Vershinin gave a tour of the institute's potato plots to international colleagues Thursday, squeezing intriguing specimens as he lectured on the varieties he cultivated over the years.

All the while, he expounded on the potato's legacy in Russia.

After initially overcoming their suspicions, he explained, Russian peasants learned to plant the hardy crop in fields where agriculture is risky because of unpredictable weather, high humidity and early winters.

The potato became a key ingredient in everything from borscht to vodka.
During the early 1920s, as Russian agriculture collapsed, Bolshevik commissars raided villages to confiscate grain and redistribute it. All that some peasants were left with were potatoes, but it was enough to keep many alive.

Potatoes helped ease food shortages during World War II, when there was again widespread hunger. The Soviet Union's 1947 famine could have been much more devastating without spuds, Vershinin said.

For most of the 20th century, Russia produced more potatoes than anywhere else in the world - until the Chinese took the lead in the late 1990s.

Although the Russian diet has drastically improved in the 16 years since the Soviet collapse, the potato still rules many fields here. The Ministry of Agriculture says about 7 million acres of Russian farmland are dedicated to growing potatoes.

Meanwhile, Russians have been learning to eat potatoes in new ways.

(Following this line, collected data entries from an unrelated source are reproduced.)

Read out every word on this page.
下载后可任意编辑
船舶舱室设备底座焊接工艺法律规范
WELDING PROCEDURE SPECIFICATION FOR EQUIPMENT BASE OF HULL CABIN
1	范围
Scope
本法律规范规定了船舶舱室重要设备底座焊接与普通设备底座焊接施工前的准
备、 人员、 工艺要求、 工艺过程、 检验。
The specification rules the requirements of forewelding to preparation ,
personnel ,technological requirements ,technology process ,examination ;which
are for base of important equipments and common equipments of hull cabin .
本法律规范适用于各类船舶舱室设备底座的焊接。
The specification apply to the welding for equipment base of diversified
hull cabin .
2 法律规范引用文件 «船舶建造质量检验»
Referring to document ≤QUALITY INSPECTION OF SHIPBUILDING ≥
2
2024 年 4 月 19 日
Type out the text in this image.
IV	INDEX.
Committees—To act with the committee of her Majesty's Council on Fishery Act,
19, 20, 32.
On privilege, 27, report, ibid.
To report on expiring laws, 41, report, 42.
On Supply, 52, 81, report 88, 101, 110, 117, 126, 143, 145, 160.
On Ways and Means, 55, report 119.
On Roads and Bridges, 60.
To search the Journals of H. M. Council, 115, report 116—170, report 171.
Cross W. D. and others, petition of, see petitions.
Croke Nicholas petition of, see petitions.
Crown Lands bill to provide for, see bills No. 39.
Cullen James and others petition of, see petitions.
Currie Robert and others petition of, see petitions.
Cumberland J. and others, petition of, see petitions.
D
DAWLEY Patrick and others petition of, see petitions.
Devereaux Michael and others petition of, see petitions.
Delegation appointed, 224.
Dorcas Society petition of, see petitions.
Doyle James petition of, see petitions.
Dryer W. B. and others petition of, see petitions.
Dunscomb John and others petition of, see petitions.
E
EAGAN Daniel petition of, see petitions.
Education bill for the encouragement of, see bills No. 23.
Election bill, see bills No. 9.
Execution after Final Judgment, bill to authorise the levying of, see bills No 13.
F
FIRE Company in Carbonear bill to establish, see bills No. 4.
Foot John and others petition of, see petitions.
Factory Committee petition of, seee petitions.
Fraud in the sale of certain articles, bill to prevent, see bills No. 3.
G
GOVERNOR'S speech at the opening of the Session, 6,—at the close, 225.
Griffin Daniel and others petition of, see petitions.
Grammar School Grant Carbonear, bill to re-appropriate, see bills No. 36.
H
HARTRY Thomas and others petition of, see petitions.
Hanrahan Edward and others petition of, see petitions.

During the communist era, Russians knew such things as potato chips existed, but only because they saw them in the movies. Last year, according to market research firm Euromonitor International, Russians bought almost 130,000 tons of potato chips.

After McDonald's and other fast food giants invaded post-communist Russia, peddling french fries to the potato-loving masses, local producers responded with chains grounded in national cuisine.

Kroshka-Kartoshka, or "Baby Potato," founded by two Muscovites in 1998, hawks potatoes out of brightly colored kiosks scattered throughout Moscow and other Russian cities. Their product is served whole, baked and hot - lathered with cheese and butter and stuffed with delicacies such as marinated mushrooms, salmon or fried eggplant.
"The customers vote for us with their rubles," said marketing director Mikhail Kudryavtsev.